Provenienza geografica: Sud vs Centro-Nord
Scorporando i dati a livello geografico, emergono notevoli differenze nella distribuzione della povertà assoluta. Nel Sud, si è osservato un miglioramento rispetto agli anni precedenti, con una diminuzione al 10,3% per le famiglie e al 12,1% per gli individui. Al contrario, nel Centro e nel Nord si registrano aumenti netti, quasi ovunque di mezzo punto percentuale. In particolare, le famiglie povere sono meno diffuse nel Centro (6,8%) rispetto al Nord (8%). Tuttavia, è paradossale che siano proprio le regioni settentrionali, più popolose, ad ospitare un maggior numero di nuclei in condizioni di esclusione sociale, con oltre 27.000 casi rispetto ai 11.000 al Centro e i quasi 20.000 al Sud.
Un altro fattore rilevante è la composizione del nucleo familiare, che influisce significativamente sulla condizione di povertà. Le famiglie con almeno un lavoratore tendono a mantenere una situazione più stabile, ma il tasso di povertà aumenta nettamente tra i nuclei in cui il capofamiglia ha un impiego da dipendente, passando dall’8,3% al 9,1%. Inoltre, la presenza di membri stranieri all’interno del nucleo familiare è correlata a un’alta incidenza di povertà, con il 35,6% dei nuclei composti interamente da stranieri considerati poveri in maniera assoluta.

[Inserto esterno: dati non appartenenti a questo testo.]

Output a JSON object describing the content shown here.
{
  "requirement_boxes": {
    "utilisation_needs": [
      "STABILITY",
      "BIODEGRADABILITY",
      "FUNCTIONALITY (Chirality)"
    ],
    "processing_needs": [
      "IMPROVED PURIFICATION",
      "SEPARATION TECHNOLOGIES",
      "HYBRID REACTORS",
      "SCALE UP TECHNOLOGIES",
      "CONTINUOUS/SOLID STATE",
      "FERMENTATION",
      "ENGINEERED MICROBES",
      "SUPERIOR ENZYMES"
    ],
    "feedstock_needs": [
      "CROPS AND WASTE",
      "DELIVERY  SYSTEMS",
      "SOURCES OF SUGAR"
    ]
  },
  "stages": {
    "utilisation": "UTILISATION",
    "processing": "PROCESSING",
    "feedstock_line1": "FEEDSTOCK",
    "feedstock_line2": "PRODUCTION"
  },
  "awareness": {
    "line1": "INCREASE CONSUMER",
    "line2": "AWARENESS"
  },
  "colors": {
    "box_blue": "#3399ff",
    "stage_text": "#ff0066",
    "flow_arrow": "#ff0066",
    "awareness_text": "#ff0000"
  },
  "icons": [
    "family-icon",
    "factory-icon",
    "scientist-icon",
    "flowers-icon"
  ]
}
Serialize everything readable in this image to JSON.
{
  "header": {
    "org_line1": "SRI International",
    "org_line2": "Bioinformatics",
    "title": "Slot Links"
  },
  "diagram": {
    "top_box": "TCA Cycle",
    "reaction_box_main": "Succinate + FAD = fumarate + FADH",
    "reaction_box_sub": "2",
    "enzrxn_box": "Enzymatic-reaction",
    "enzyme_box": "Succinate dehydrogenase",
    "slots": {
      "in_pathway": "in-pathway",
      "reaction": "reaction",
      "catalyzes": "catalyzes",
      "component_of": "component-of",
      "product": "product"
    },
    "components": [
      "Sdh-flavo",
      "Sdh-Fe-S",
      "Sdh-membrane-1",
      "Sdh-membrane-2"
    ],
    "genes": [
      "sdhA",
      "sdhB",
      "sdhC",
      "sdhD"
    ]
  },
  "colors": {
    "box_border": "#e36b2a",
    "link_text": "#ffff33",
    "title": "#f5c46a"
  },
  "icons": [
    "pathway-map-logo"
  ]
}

Spese alle stelle, Assoutenti: “Una Caporetto sul fronte dei consumi”
Nel 2023, la spesa media mensile è cresciuta in termini correnti del 3,9% rispetto all’anno precedente. Tuttavia, in termini reali, si è ridotta dell’1,8% a causa dell’inflazione (+5,9% la variazione su base annua dell’indice armonizzato dei prezzi al consumo), senza differenze significative tra le famiglie più o meno abbienti.
Analizzando la serie storica della spesa media mensile delle famiglie dal 2014 al 2023, si osserva un aumento complessivo da 2.519 a 2.728 euro mensili, con un incremento in valori correnti dell’8,3%. Questo aumento è stato più marcato nel Mezzogiorno (+14,3%), dove la spesa è salita da 1.955 a 2.234 euro mensili, e nel Centro (+11,4%), dove è passata da 2.651 a 2.953 euro mensili. Nel Nord, invece, l’incremento è stato del 4,5% (da 2.837 euro mensili nel 2014 a 2.965 euro mensili nel 2023), nettamente inferiore al dato nazionale. Considerando l’inflazione, nel 2023 la spesa delle famiglie diminuisce in termini reali del 10,5% rispetto al 2014.
“Il caro-prezzi che ha imperversato in Italia lo scorso anno ha creato l’assurdo paradosso per cui le famiglie, pur riducendo i consumi, si sono ritrovate a spendere di più – ha affermato il presidente Codacons, Carlo Rienzi – Le misure attuate dal Governo per mitigare gli effetti dell’inflazione, a partire dal paniere salva-spesa, non hanno prodotto gli effetti sperati. L’ennesima conferma di come i rincari dei listini al dettaglio impattino sugli italiani riducendo la capacità di spesa e costringendo le famiglie a tagliare i consumi. Rincari che vanno contrastati con misure efficaci e strutturali e non con provvedimenti spot inadeguati a tutelare le tasche delle famiglie”.
Assoutenti che definisce la situazione “una vera e propria Caporetto sul fronte dei consumi in Italia nel 2023″, giudicando “allarmanti” i numeri su spesa e povertà diffusi. “Per gli alimentari, ad esempio, la spesa dei cittadini è salita del 9% nel 2023 a causa dei fortissimi incrementi dei listini al dettaglio, a fronte di una riduzione dei consumi nello stesso comparto del -3,7% su base annua. Sempre meno cibo e bevande in tavola, quindi, con gli italiani che in volume hanno tagliato la spesa alimentare per complessivi 6 miliardi di euro”, ricorda Melluso. Ma i rincari dei prezzi hanno generato anche nuovi poveri nel nostro paese. “Le famiglie in povertà assoluta salgono infatti dall’8,3% del 2022 all’8,5% del 2023, un dato che non può essere sottovalutato. Per questo chiediamo al governo di avviare misure sul territorio volte a combattere le speculazioni sui prezzi al dettaglio e tutelare la capacità di spesa dei cittadini, a partire dalla definizione a livello locale panieri di prodotti a prezzi calmierati, in modo da sostenere le famiglie alle prese con la spesa quotidiana”.